This dissertation is on high dimensional data and their associated regularization through dimension reduction and penalization.
We start with two real world problems to illustrate the practical difficulties and remedies in analyzing high dimensional data. In Chapter 1, we are tasked with modeling and predicting the U.S. stock market, where the number of stocks far exceeds the number of days relevant to the current market. Through an existing statistical arbitrage framework, we reduce the dimension of our problem with the use of correspondence analysis. We develop a data driven regression model and highlight some common statistical methods that improve our predictions. In Chapter 2, we attempt to detect and predict system anomalies in large enterprise telephony systems. We do this by processing large amounts of unstructured log files, again with dimension reduction methods, allowing effective visualization and automatic filtering of results.
We then move on to more general methodology and analysis in high dimensions.
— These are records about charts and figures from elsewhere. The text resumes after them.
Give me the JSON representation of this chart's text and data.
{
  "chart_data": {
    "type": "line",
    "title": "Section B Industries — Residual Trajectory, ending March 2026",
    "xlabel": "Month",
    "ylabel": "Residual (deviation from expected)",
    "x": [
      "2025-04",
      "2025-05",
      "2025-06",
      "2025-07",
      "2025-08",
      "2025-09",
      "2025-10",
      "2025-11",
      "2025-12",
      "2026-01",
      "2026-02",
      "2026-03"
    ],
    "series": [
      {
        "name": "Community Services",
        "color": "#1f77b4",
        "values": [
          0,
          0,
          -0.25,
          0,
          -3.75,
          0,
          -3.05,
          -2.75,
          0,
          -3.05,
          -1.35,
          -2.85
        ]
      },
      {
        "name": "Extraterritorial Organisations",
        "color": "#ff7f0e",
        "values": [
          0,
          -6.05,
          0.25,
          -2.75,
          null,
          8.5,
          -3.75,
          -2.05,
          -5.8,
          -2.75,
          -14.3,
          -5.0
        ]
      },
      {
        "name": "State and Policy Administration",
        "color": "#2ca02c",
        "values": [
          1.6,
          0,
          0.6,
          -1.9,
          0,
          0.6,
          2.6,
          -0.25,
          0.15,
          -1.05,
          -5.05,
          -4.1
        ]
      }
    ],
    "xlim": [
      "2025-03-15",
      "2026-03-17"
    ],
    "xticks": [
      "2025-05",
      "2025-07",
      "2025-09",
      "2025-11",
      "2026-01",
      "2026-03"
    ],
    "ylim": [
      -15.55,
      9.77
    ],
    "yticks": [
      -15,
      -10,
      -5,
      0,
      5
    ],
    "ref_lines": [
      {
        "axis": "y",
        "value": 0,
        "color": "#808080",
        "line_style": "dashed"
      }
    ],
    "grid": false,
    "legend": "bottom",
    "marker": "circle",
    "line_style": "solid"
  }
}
In Chapter 3, we consider regularization methods, often used in dealing with high dimensional data, and tackle the problem of selecting the associated regularization parameter. We introduce SSCV, a selection criterion based on statistical stability, but also incorporating model fit, and show that it can often outperform the popular cross validation. Finally, we explore robust methods in the high dimensional setting in Chapter 4. We focus on the relative performance and distributional robustness of the estimators optimizing L1 and L2 loss functions respectively. We verify some expected results and also highlight cases where results from classical asymptotics fail, setting the stage for future theoretical work.